Nessa quarta-feira (3), a ministra da Casa Civil, Miriam Belchior, informou que o Desenrola 2.0 já renegociou cerca de R$ 20 bilhões em dívidas desde o lançamento, em maio. O programa atende brasileiros com renda de até cinco salários mínimos e débitos com o sistema bancário. A iniciativa já beneficiou milhões em todo o país.
Segundo balanço apresentado em reunião ministerial, ocorreram aproximadamente 1,4 milhão de renegociações. O desconto médio concedido pelos bancos chegou a 85% sobre o valor original. Com isso, o montante devido caiu de R$ 20 bilhões para cerca de R$ 2,7 bilhões.
Desenrola das Famílias
A modalidade voltada às famílias permite renegociar dívidas contratadas até 31 de janeiro de 2026, com atraso entre 90 dias e dois anos. Descontos variam de 30% a 90%; juros adicionados limitados a 1,99% ao mês. Parcelamento pode ocorrer em até 48 meses, com até 35 dias para a primeira parcela. Limite de até R$ 15 mil por pessoa por instituição, já com descontos.

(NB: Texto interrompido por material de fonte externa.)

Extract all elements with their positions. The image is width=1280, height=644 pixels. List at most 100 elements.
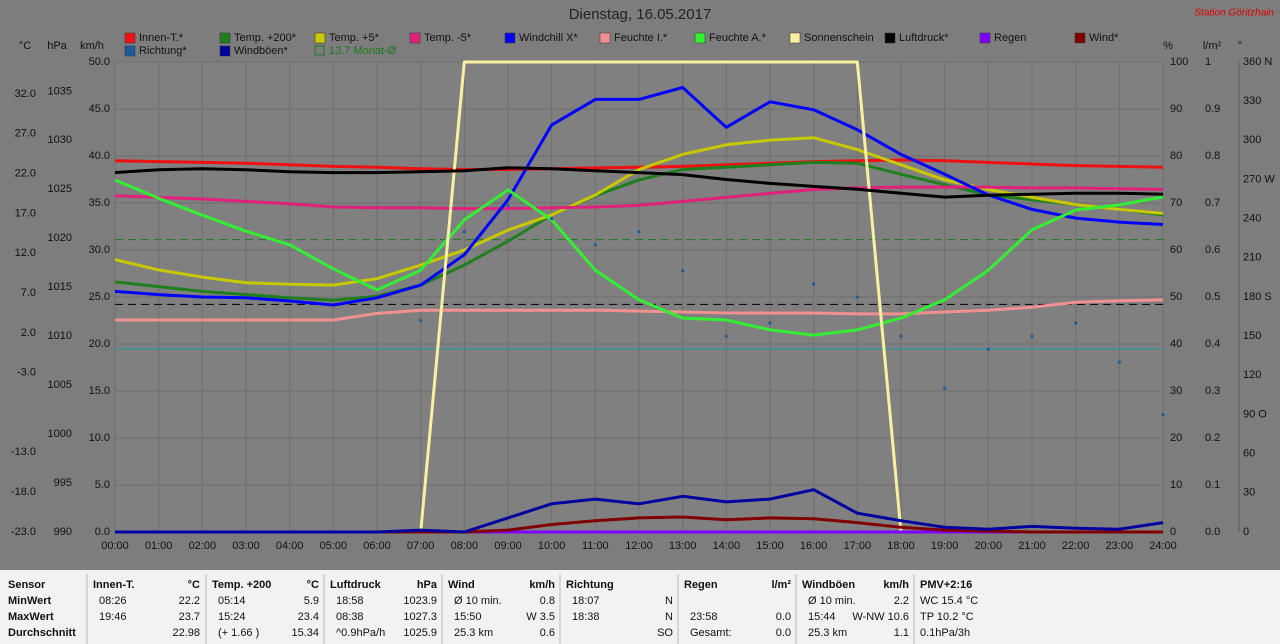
y-tick-label: 32.0 bbox=[15, 88, 36, 100]
table-cell: 23:58 bbox=[690, 611, 718, 623]
table-cell: 1.1 bbox=[894, 627, 909, 639]
y-tick-label: 90 O bbox=[1243, 408, 1267, 420]
x-tick-label: 06:00 bbox=[363, 540, 391, 552]
table-cell: 0.1hPa/3h bbox=[920, 627, 970, 639]
y-axis-label: % bbox=[1163, 40, 1173, 52]
group-header: Wind bbox=[448, 579, 475, 591]
table-cell: Ø 10 min. bbox=[808, 595, 856, 607]
x-tick-label: 08:00 bbox=[451, 540, 479, 552]
group-unit: °C bbox=[188, 579, 200, 591]
table-cell: 08:38 bbox=[336, 611, 364, 623]
table-cell: 23.4 bbox=[298, 611, 319, 623]
row-label: MaxWert bbox=[8, 611, 54, 623]
y-tick-label: 1 bbox=[1205, 56, 1211, 68]
legend-swatch bbox=[314, 45, 325, 56]
x-tick-label: 11:00 bbox=[582, 540, 609, 552]
x-tick-label: 00:00 bbox=[101, 540, 129, 552]
direction-dot bbox=[812, 282, 816, 286]
y-tick-label: 0.8 bbox=[1205, 150, 1220, 162]
table-cell: 0.0 bbox=[776, 611, 791, 623]
group-header: Windböen bbox=[802, 579, 855, 591]
y-tick-label: 1015 bbox=[48, 281, 72, 293]
y-axis-label: l/m² bbox=[1203, 40, 1222, 52]
y-tick-label: 0 bbox=[1170, 526, 1176, 538]
legend-swatch bbox=[219, 45, 231, 57]
y-tick-label: 270 W bbox=[1243, 173, 1275, 185]
y-tick-label: 10 bbox=[1170, 479, 1182, 491]
y-tick-label: 0.4 bbox=[1205, 338, 1220, 350]
group-header: Innen-T. bbox=[93, 579, 135, 591]
series-line bbox=[114, 158, 1164, 171]
x-tick-label: 04:00 bbox=[276, 540, 304, 552]
table-cell: 0.0 bbox=[776, 627, 791, 639]
y-tick-label: 990 bbox=[54, 526, 72, 538]
table-cell: 08:26 bbox=[99, 595, 127, 607]
y-tick-label: 20.0 bbox=[89, 338, 110, 350]
y-tick-label: 0.9 bbox=[1205, 103, 1220, 115]
chart-title: Dienstag, 16.05.2017 bbox=[569, 6, 712, 23]
y-tick-label: -3.0 bbox=[17, 367, 36, 379]
direction-dot bbox=[1117, 360, 1121, 364]
direction-dot bbox=[506, 204, 510, 208]
table-cell: Gesamt: bbox=[690, 627, 732, 639]
legend-swatch bbox=[979, 32, 991, 44]
table-cell: Ø 10 min. bbox=[454, 595, 502, 607]
y-tick-label: 40.0 bbox=[89, 150, 110, 162]
table-cell: 5.9 bbox=[304, 595, 319, 607]
legend-swatch bbox=[314, 32, 326, 44]
y-tick-label: 240 bbox=[1243, 213, 1261, 225]
y-tick-label: 1035 bbox=[48, 85, 72, 97]
table-cell: 1027.3 bbox=[403, 611, 437, 623]
legend-label: Feuchte A.* bbox=[709, 32, 767, 44]
group-unit: km/h bbox=[529, 579, 555, 591]
legend-swatch bbox=[124, 32, 136, 44]
table-cell: TP 10.2 °C bbox=[920, 611, 974, 623]
legend-label: Windchill X* bbox=[519, 32, 578, 44]
table-cell: 25.3 km bbox=[808, 627, 847, 639]
table-cell: N bbox=[665, 595, 673, 607]
x-tick-label: 23:00 bbox=[1106, 540, 1134, 552]
legend-swatch bbox=[884, 32, 896, 44]
y-tick-label: 1030 bbox=[48, 134, 72, 146]
table-cell: (+ 1.66 ) bbox=[218, 627, 259, 639]
y-tick-label: 0.2 bbox=[1205, 432, 1220, 444]
table-cell: 18:38 bbox=[572, 611, 600, 623]
group-unit: hPa bbox=[417, 579, 438, 591]
legend-swatch bbox=[599, 32, 611, 44]
y-tick-label: 0.5 bbox=[1205, 291, 1220, 303]
y-tick-label: 360 N bbox=[1243, 56, 1272, 68]
table-cell: WC 15.4 °C bbox=[920, 595, 978, 607]
series-line bbox=[115, 488, 1164, 534]
group-header: PMV+2:16 bbox=[920, 579, 972, 591]
stats-panel bbox=[0, 570, 1280, 644]
y-tick-label: 40 bbox=[1170, 338, 1182, 350]
y-tick-label: -18.0 bbox=[11, 486, 36, 498]
legend-label: Feuchte I.* bbox=[614, 32, 668, 44]
group-unit: l/m² bbox=[771, 579, 791, 591]
y-tick-label: 25.0 bbox=[89, 291, 110, 303]
x-tick-label: 19:00 bbox=[931, 540, 959, 552]
series-line bbox=[114, 136, 1164, 287]
table-cell: W-NW 10.6 bbox=[852, 611, 909, 623]
y-tick-label: 50 bbox=[1170, 291, 1182, 303]
y-tick-label: 150 bbox=[1243, 330, 1261, 342]
table-cell: W 3.5 bbox=[526, 611, 555, 623]
x-tick-label: 07:00 bbox=[407, 540, 435, 552]
legend-swatch bbox=[1074, 32, 1086, 44]
y-tick-label: 60 bbox=[1243, 448, 1255, 460]
x-tick-label: 13:00 bbox=[669, 540, 697, 552]
x-tick-label: 05:00 bbox=[320, 540, 348, 552]
row-label: Sensor bbox=[8, 579, 46, 591]
legend-label: Regen bbox=[994, 32, 1026, 44]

Outra opção é o uso de parte do saldo do FGTS para quitar dívidas. O trabalhador pode usar até 20% do saldo disponível ou R$ 1 mil, prevalecendo o maior valor.
Desenrola Fies
No Desenrola Fies, destinado a estudantes com contratos em atraso, foram registradas cerca de 82 mil renegociações.
Desenrola Empresas
Para o segmento empresarial, o Desenrola Empresas contabilizou aproximadamente R$ 11 bilhões renegociados por meio de 85 mil operações.
Desenrola Adimplentes
O governo também prepara uma nova etapa, batizada de Desenrola Adimplentes, voltada a pessoas com contas em dia, mas com dificuldades para equilibrar o orçamento. Belchior afirmou que a iniciativa busca ampliar o alcance das políticas de crédito e renegociação, contemplando consumidores sem dívidas em atraso que enfrentam desafios financeiros.